Web Scraping with Python’s Beautiful Soup
This workshop will introduce attendees to techniques for scraping information from the web using Python’s Beautiful Soup (bs4) toolkit. We will begin with a basic overview of the “anatomy” or structure of a webpage. Students will then learn how to write a script for extracting textual data from websites like Reddit and organizing it into spreadsheets. The second half of the workshop will explore how to use Python’s Pandas library to clean and analyze your data. In addition to technical skills, students are encouraged to engage with critical questions like: What is web scraping for and what can we, as researchers, learn from publicly available data? What are the potential ethical and legal challenges of data harvesting, and how do we do it responsibly?
Workshop Preparation
A beginner knowledge of Python is necessary for this workshop.

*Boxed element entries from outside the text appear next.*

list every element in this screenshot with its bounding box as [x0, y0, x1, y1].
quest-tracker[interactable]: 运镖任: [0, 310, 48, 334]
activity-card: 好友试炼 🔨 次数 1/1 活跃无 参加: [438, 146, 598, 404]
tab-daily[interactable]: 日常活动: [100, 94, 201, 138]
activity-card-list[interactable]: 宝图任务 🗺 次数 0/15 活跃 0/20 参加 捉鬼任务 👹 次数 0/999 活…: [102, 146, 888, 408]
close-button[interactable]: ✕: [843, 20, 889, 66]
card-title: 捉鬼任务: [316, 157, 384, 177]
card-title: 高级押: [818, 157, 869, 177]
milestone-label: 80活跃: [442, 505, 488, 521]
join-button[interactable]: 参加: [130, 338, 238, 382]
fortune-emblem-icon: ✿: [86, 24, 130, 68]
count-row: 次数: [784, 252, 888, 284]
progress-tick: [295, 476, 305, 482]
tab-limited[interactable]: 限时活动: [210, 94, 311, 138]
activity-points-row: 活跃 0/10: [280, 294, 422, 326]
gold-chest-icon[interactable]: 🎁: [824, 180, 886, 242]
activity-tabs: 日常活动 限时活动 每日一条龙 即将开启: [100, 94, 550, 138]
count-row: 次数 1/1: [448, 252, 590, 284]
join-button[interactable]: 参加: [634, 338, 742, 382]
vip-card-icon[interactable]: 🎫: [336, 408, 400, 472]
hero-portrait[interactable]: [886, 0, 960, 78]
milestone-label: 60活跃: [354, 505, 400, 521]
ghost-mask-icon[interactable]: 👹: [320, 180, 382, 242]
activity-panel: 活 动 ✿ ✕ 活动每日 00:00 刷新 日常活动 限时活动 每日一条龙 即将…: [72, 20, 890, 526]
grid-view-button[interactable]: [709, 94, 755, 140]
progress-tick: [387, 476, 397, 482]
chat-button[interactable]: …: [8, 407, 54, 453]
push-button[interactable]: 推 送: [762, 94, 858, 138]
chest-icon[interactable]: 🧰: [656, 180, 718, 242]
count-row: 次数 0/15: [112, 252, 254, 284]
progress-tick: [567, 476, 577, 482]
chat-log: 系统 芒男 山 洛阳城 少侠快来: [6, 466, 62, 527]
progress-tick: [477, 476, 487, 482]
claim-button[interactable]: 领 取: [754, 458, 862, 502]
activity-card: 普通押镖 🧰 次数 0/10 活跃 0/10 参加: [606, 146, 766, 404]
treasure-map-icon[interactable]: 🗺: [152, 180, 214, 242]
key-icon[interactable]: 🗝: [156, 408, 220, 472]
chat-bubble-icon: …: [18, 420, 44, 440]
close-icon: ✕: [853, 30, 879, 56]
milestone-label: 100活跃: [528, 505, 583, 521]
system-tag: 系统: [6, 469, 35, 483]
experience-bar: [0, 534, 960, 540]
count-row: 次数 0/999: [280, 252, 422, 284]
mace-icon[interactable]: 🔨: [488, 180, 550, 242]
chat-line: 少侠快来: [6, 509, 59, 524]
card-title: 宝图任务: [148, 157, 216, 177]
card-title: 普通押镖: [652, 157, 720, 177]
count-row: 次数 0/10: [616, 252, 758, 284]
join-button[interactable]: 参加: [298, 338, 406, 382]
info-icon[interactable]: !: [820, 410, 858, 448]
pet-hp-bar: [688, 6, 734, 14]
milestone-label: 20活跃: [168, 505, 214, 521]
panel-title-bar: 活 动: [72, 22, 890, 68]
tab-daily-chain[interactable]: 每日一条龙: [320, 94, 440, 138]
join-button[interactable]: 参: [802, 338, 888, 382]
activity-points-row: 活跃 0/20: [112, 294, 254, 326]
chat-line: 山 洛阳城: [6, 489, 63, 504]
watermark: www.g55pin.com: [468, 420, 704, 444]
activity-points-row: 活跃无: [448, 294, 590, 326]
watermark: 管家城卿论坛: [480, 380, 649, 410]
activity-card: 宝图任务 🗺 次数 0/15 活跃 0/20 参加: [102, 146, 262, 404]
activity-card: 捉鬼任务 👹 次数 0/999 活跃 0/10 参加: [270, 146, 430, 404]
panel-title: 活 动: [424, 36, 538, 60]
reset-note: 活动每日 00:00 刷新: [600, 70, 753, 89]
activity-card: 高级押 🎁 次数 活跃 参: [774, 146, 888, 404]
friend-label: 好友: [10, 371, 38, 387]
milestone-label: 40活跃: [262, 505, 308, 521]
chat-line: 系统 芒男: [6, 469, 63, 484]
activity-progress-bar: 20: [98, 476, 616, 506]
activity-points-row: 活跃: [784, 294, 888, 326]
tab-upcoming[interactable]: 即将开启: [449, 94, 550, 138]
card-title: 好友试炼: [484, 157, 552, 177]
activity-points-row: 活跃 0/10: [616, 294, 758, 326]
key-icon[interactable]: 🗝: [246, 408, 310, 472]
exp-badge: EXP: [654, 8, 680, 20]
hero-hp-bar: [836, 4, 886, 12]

- Check out the Sherman Centre’s introductory asynchronous learning module on Python if you’d like to learn about Python.
Facilitator Bio
Chelsea Miya is a Postdoctoral Fellow with the Sherman Centre for Digital Scholarship at McMaster University. Her research and teaching interests include critical code studies, nineteenth-century American literature, and the digital humanities. She has held research positions with the SpokenWeb Network, the Kule Research Institute (Kias), and the Canadian Writing Research Collaboratory (CWRC). She co-edited the anthology Right Research: Modelling Sustainable Research Practices in the Anthropocene (Open Book Publishers 2021), and her article “Student-Driven Digital Learning: A Call to Action” appears in People, Practice, Power: Digital Humanities outside the Center (MIT Press 2021).